Under this model, we can define Spec Coverage like this:

specCoverage:
  totalSpecItems: 12
  totalTestPlanItems: 10
  totalTested: 9
  gaps:
    - specItem: user-authentication/1
      reason: no test yet

Forget whether a line of code was hit. Ask instead: Was each intent validated?

This is especially critical in AI-generated systems where:

Implementation is a black box
Code can be re-rendered anytime
Intent must be the invariant

Why Code Coverage Becomes a Liability

Relying on line-level code coverage in this new world is like checking whether your compiler touched every register. It’s irrelevant.
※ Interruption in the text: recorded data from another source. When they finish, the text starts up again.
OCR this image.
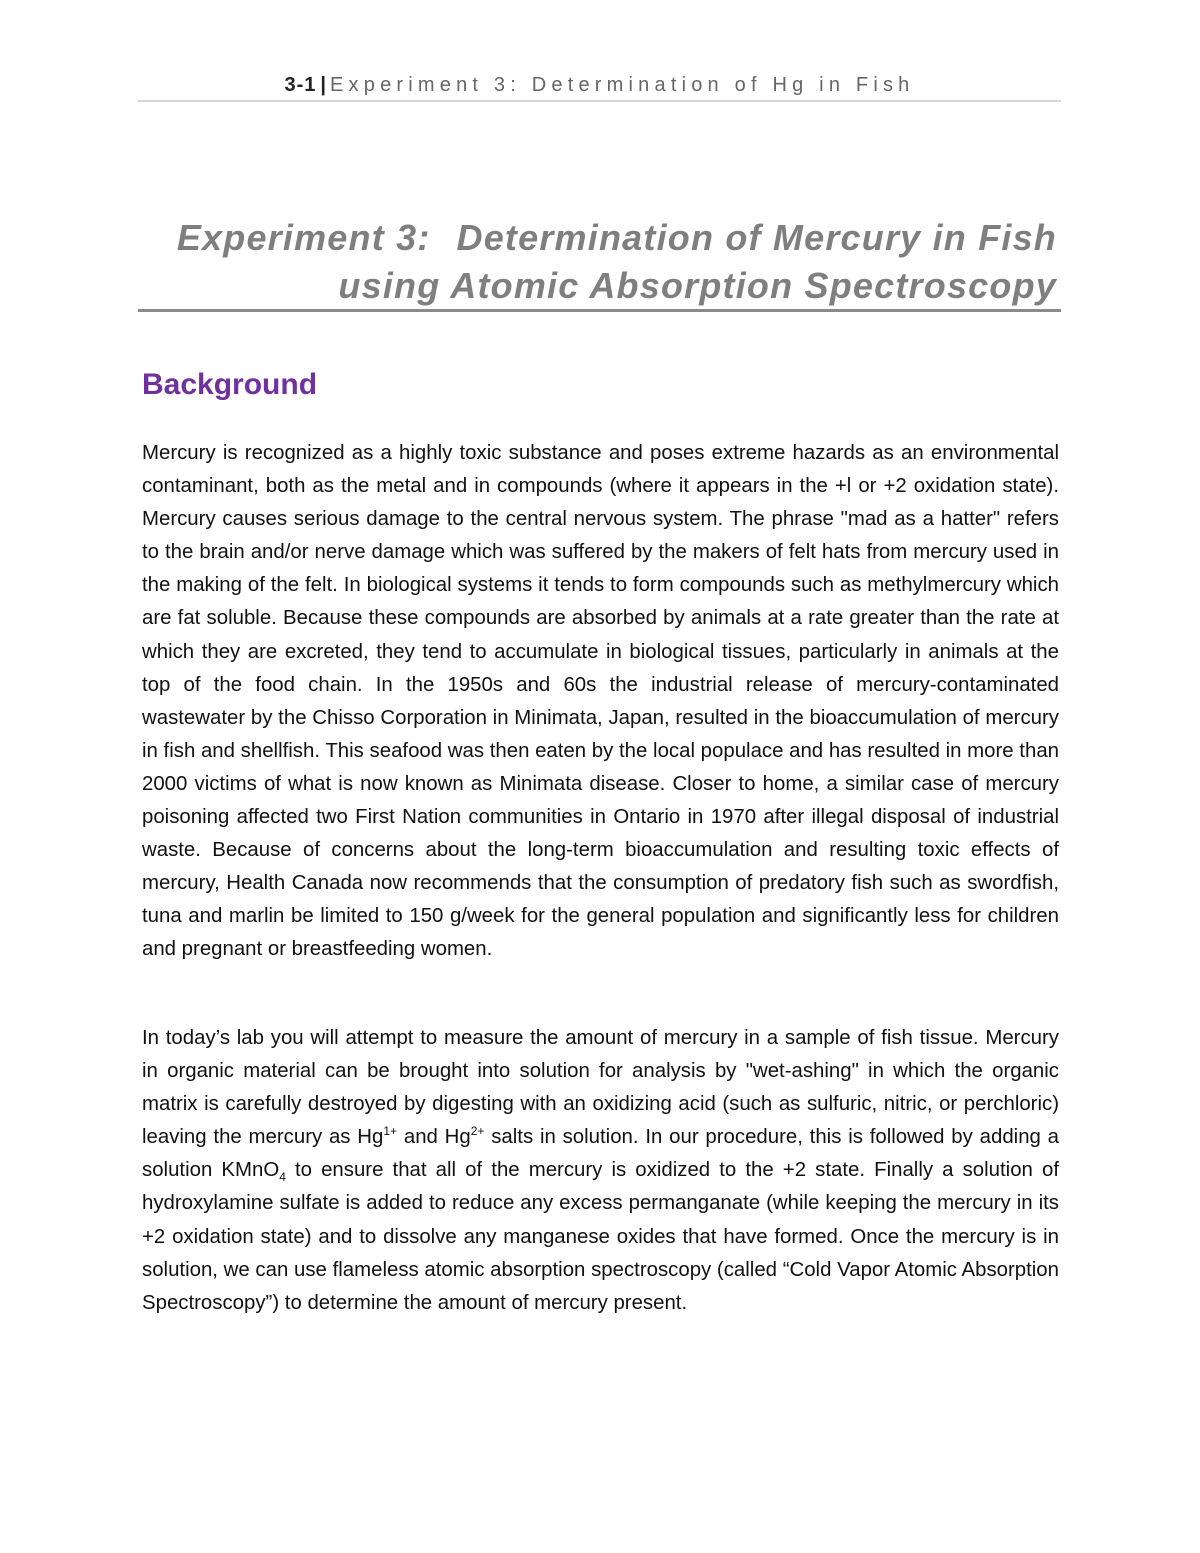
3-1 | Experiment 3: Determination of Hg in Fish
Experiment 3: Determination of Mercury in Fish
using Atomic Absorption Spectroscopy
Background

Mercury is recognized as a highly toxic substance and poses extreme hazards as an environmental contaminant, both as the metal and in compounds (where it appears in the +l or +2 oxidation state). Mercury causes serious damage to the central nervous system. The phrase "mad as a hatter" refers to the brain and/or nerve damage which was suffered by the makers of felt hats from mercury used in the making of the felt. In biological systems it tends to form compounds such as methylmercury which are fat soluble. Because these compounds are absorbed by animals at a rate greater than the rate at which they are excreted, they tend to accumulate in biological tissues, particularly in animals at the top of the food chain. In the 1950s and 60s the industrial release of mercury-contaminated wastewater by the Chisso Corporation in Minimata, Japan, resulted in the bioaccumulation of mercury in fish and shellfish. This seafood was then eaten by the local populace and has resulted in more than 2000 victims of what is now known as Minimata disease. Closer to home, a similar case of mercury poisoning affected two First Nation communities in Ontario in 1970 after illegal disposal of industrial waste. Because of concerns about the long-term bioaccumulation and resulting toxic effects of mercury, Health Canada now recommends that the consumption of predatory fish such as swordfish, tuna and marlin be limited to 150 g/week for the general population and significantly less for children and pregnant or breastfeeding women.

In today’s lab you will attempt to measure the amount of mercury in a sample of fish tissue. Mercury in organic material can be brought into solution for analysis by "wet-ashing" in which the organic matrix is carefully destroyed by digesting with an oxidizing acid (such as sulfuric, nitric, or perchloric) leaving the mercury as $Hg^{1+}$ and $Hg^{2+}$ salts in solution. In our procedure, this is followed by adding a solution KMnO$_4$ to ensure that all of the mercury is oxidized to the +2 state. Finally a solution of hydroxylamine sulfate is added to reduce any excess permanganate (while keeping the mercury in its +2 oxidation state) and to dissolve any manganese oxides that have formed. Once the mercury is in solution, we can use flameless atomic absorption spectroscopy (called “Cold Vapor Atomic Absorption Spectroscopy”) to determine the amount of mercury present.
What you really want to know is:

Did we test everything we said this system is supposed to do?

That’s spec coverage.

The Future of Test Suites

This two-phase model transforms test suites into spec executors:

Specs define what the system should do.
Test plans enumerate the validations.
Test code operationalizes each test.
Spec coverage becomes the go-to metric.

We’re moving from “did the code run?” to “did the system fulfill its intent?”

Final Thoughts

Spec-first code generation changes how we write applications. Spec-first test generation will change how we verify them.

By separating test planning from test implementation, and anchoring everything in declarative specs, we unlock a more robust, traceable, and efficient way to test software.

Spec Coverage isn’t just a better metric -- it’s a better model.